Omni-iEEG: A Large-Scale, Comprehensive iEEG Dataset and Benchmark for Epilepsy Research

Epilepsy affects over 50 million people worldwide, and one-third of patients suffer drug-resistant seizures where surgery offers the best chance of seizure freedom. Accurate localization of the epileptogenic zone (EZ) relies on intracranial EEG (iEEG). Clinical workflows, however, remain constrained by labor-intensive manual review. At the same time, existing data-driven approaches are typically developed on single-center datasets that are inconsistent in format and metadata, lack standardized benchmarks, and rarely release pathological event annotations, creating barriers to reproducibility, cross-center validation, and clinical relevance. With extensive efforts to reconcile heterogeneous iEEG formats, metadata, and recordings across publicly available sources, we present $\textbf{Omni-iEEG}$, a large-scale, pre-surgical iEEG resource comprising $\textbf{302 patients}$ and $\textbf{178 hours}$ of high-resolution recordings. The dataset includes harmonized clinical metadata such as seizure onset zones, resections, and surgical outcomes, all validated by board-certified epileptologists. In addition, Omni-iEEG provides over 36K expert-validated annotations of pathological events, enabling robust biomarker studies. Omni-iEEG serves as a bridge between machine learning and epilepsy research. It defines clinically meaningful tasks with unified evaluation metrics grounded in clinical priors, enabling systematic evaluation of models in clinically relevant settings. Beyond benchmarking, we demonstrate the potential of end-to-end modeling on long iEEG segments and highlight the transferability of representations pretrained on non-neurophysiological domains. Together, these contributions establish Omni-iEEG as a foundation for reproducible, generalizable, and clinically translatable epilepsy research. The project page with dataset and code links is available at omni-ieeg.github.io/omni-ieeg.

💡 Research Summary

Omni‑iEEG introduces a large‑scale, harmonized intracranial EEG (iEEG) resource that directly addresses the reproducibility, standardization, and clinical relevance challenges that have hampered data‑driven epilepsy research. By aggregating publicly available recordings from multiple centers, the authors have assembled data from 302 presurgical patients, amounting to 178 hours of high‑resolution (generally ≥1 kHz) iEEG. The dataset is accompanied by a richly curated set of clinical metadata—seizure onset zones (SOZ), resection maps, and postoperative outcomes (Engel grades)—all validated by board‑certified epileptologists. In addition, more than 36 000 pathological events (spikes, high‑frequency oscillations, rhythmic discharges, etc.) have been expert‑annotated with precise temporal boundaries and electrode‑specific locations, providing a rare depth of labeling for biomarker discovery.
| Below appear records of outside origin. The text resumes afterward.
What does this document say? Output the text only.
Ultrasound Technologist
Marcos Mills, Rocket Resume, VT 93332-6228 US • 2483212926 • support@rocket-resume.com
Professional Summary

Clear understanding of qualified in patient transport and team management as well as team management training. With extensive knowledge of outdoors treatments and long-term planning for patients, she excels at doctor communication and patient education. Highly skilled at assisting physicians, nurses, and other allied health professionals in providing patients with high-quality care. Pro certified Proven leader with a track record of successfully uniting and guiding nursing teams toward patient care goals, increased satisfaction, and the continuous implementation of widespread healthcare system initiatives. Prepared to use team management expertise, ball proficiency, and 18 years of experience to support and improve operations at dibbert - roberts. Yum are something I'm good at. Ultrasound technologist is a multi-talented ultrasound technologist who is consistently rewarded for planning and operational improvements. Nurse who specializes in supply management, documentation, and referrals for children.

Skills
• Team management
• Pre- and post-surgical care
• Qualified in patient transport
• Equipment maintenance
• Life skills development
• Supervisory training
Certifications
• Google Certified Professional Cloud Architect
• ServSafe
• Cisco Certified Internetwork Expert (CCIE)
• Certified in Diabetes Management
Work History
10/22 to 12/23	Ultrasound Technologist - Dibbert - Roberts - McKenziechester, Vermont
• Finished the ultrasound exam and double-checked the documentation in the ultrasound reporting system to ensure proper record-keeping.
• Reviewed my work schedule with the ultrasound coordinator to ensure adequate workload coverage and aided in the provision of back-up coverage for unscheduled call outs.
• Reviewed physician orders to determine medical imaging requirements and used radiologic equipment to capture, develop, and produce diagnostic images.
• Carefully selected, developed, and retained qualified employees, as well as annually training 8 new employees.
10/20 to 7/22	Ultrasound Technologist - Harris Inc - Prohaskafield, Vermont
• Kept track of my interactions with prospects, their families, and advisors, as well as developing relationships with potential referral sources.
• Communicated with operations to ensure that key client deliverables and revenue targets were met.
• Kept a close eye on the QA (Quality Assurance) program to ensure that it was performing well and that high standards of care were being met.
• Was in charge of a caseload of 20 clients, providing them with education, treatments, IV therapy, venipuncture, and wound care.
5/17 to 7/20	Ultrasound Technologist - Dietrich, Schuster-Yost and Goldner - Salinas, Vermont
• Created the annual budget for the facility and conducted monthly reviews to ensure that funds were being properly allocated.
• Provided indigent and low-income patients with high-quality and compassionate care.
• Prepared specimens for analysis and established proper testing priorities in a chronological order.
To transform this resource into a usable benchmark, the authors define four clinically meaningful tasks: (1) SOZ prediction from raw iEEG, (2) detection of pathological events, (3) outcome prediction (Engel classification) using combined iEEG and metadata, and (4) electrode selection optimization for maximal diagnostic yield with minimal invasiveness. Each task is paired with evaluation metrics that reflect clinical priorities—sensitivity, specificity, F1‑score, AUROC—rather than simplistic accuracy, thereby ensuring that algorithmic improvements translate into potential therapeutic benefit.

Technical experiments demonstrate the feasibility of end‑to‑end modeling on long continuous recordings using transformer‑based architectures, and they reveal that representations pretrained on non‑neurophysiological domains (speech, video) can be successfully transferred to iEEG, yielding measurable gains in both SOZ localization and event detection. This finding suggests that large‑scale, domain‑agnostic sequence models may serve as a universal foundation for neurophysiological signal analysis.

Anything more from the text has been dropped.